Saturday, July 30, 2005

Historical Arthur

Stephen, in his comment on my previous post, says what appeals about the Arthur Legend is all that that chivalry, romance and 'magic.' Perhaps so, to some people. But then I'm not interested in the Arthur Legend at all :-) I don't find Malory interesting - it's high medieval, outside my range of study, and I would use the same words that Stephen uses with regard to Whyte: dull, dull, dull. It's obviously horses for courses. Neither am I fussed about a historical Arthur. I am, however, extremely interested in Britain during the 5th-6th century. In deep turmoil, with the major (and relevant to today) themes of conflict and migration, this is the cauldron in which modern-day England/Scotland/Wales were mixed.

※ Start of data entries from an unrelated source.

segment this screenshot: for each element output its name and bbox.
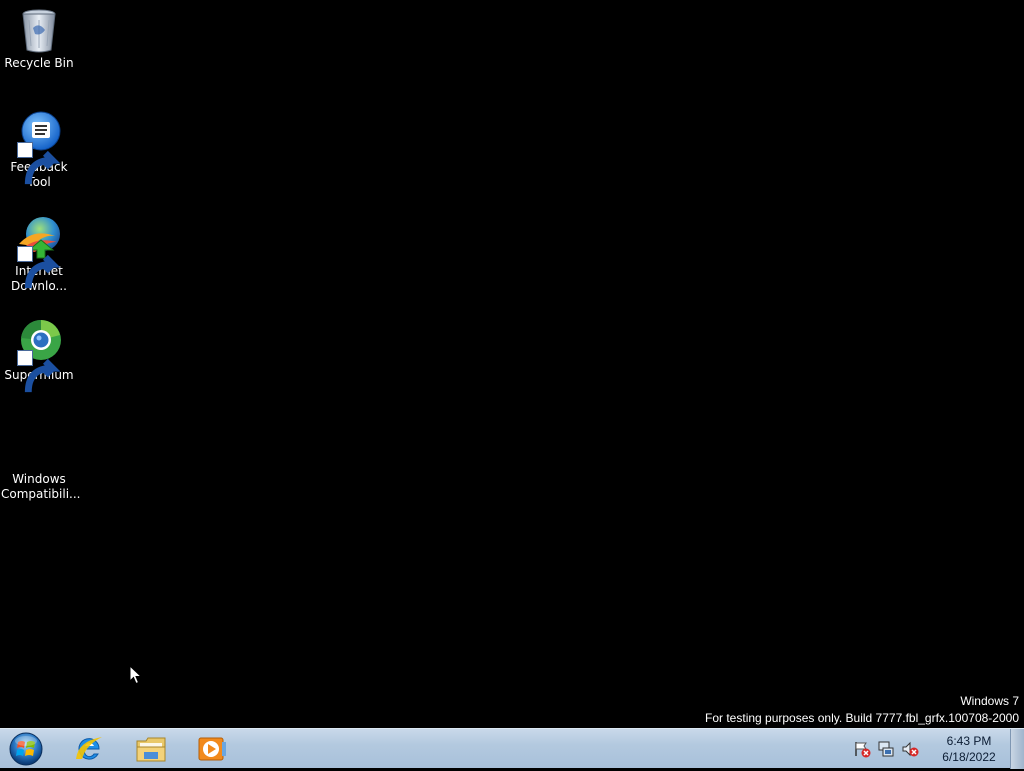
internet-explorer-icon xyxy=(76,737,102,760)
taskbar-windows-explorer-button[interactable] xyxy=(129,731,173,767)
feedback-tool-icon xyxy=(15,110,63,185)
build-watermark: Windows 7 For testing purposes only. Bui… xyxy=(705,693,1019,727)
desktop-icon-recycle-bin[interactable]: Recycle Bin xyxy=(1,6,77,71)
shortcut-arrow-icon xyxy=(17,350,61,393)
desktop: Recycle Bin Feedback Tool Internet Downl… xyxy=(0,0,1024,728)
notification-area: 6:43 PM 6/18/2022 xyxy=(850,729,1004,769)
desktop-icon-feedback-tool[interactable]: Feedback Tool xyxy=(1,110,77,190)
desktop-icon-supermium[interactable]: Supermium xyxy=(1,318,77,393)
internet-download-manager-icon xyxy=(15,214,63,289)
taskbar: 6:43 PM 6/18/2022 xyxy=(0,728,1024,769)
action-center-flag-icon[interactable] xyxy=(853,740,871,758)
start-orb-icon xyxy=(9,732,43,766)
blank-icon xyxy=(15,422,63,470)
mouse-pointer-icon xyxy=(129,665,142,685)
taskbar-internet-explorer-button[interactable] xyxy=(67,731,111,767)
shortcut-arrow-icon xyxy=(17,246,61,289)
start-button[interactable] xyxy=(7,731,45,767)
recycle-bin-icon xyxy=(15,6,63,54)
show-desktop-button[interactable] xyxy=(1010,729,1024,769)
media-player-icon xyxy=(198,737,226,761)
supermium-browser-icon xyxy=(15,318,63,393)
system-clock[interactable]: 6:43 PM 6/18/2022 xyxy=(934,733,1004,765)
watermark-build-info: For testing purposes only. Build 7777.fb… xyxy=(705,711,1019,725)
desktop-icon-label: Recycle Bin xyxy=(4,56,74,70)
desktop-icon-windows-compatibility[interactable]: Windows Compatibili... xyxy=(1,422,81,502)
volume-muted-icon[interactable] xyxy=(901,740,919,758)
watermark-os-name: Windows 7 xyxy=(960,694,1019,708)
desktop-icon-internet-download-manager[interactable]: Internet Downlo... xyxy=(1,214,77,294)
network-icon[interactable] xyxy=(877,740,895,758)
clock-date: 6/18/2022 xyxy=(942,750,996,764)
taskbar-media-player-button[interactable] xyxy=(190,731,234,767)
folder-icon xyxy=(136,737,166,762)
clock-time: 6:43 PM xyxy=(946,734,992,748)
desktop-icon-label: Windows Compatibili... xyxy=(1,472,81,501)
shortcut-arrow-icon xyxy=(17,142,61,185)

As someone writing about the period, whether it be fiction on non-fiction, I'd have to 'go there' regarding Arthur, as he is now completely embedded in the period, for good or ill. If I left him out, I would be criticised, and it looks like putting him in would draw criticism too! In both my stories so far, I've nodded in that direction, but he is not a major or influential character, and nor is he any sort of a hero. He's just one of a number of petty warlords, doing what petty warlords do in that period. There are other, far more interesting, stories to be told, in my opinion. However, I have my doubts whether I could sell the stories, even if they were well written, super and lovely. Because the focus isn't Arthur!

4 Comments:

At 7:14 pm BST, Blogger Gabriele C. said...

Well, I would read them. I like some of the Arthurian fiction, but I don't need him there in order to enjoy the mayhem of a messy historical period. I'd even like to see a Saxon POV for a change. :)

 
At 7:31 pm BST, Blogger Alex Bordessa said...

A well, my first novel, SOD, had a half Saxon/half Romano-Brit, and an Anglian as as the main characters :-)

 
At 8:02 pm BST, Blogger Gabriele C. said...

Half Saxon/half Romano-Brit, now that makes for some fine interior conflict, divided loyalties and not belonging anywhere stuff. Could have been one of my characters. *grin*

 
At 7:33 pm BST, Blogger Stephen said...

But how much actual conflict and migration was there in the 5th and 6th Centuries? As usual I can't put my hands on the right book when I need it but much of the case that Simon James makes (in The Atlantic Celts) against a "Celtic Migration" to Britain can be applied to the Germanic migrations of the 5th and 6th Centuries. There is, for instance, archaeological evidence (isotope analysis in teeth, iirc) that suggests that many "Saxon" cemeteries are actually full of locals. Are we looking at mass migration or a version of cultural imperialism? It would be wrong, for instance, to interpret the spread of Starbucks and hip-hop across our green and pleasant land as evidence for a mass migration of Americans into England in the current century, so why do we make such an assumption about the spread of Anglo-Saxon cultural artefacts?

Apart from the sensationalist writings of a few monks in isolated and obscure corners of the British Isles, what is the real (archaeological?) evidence for "deep turmoil"?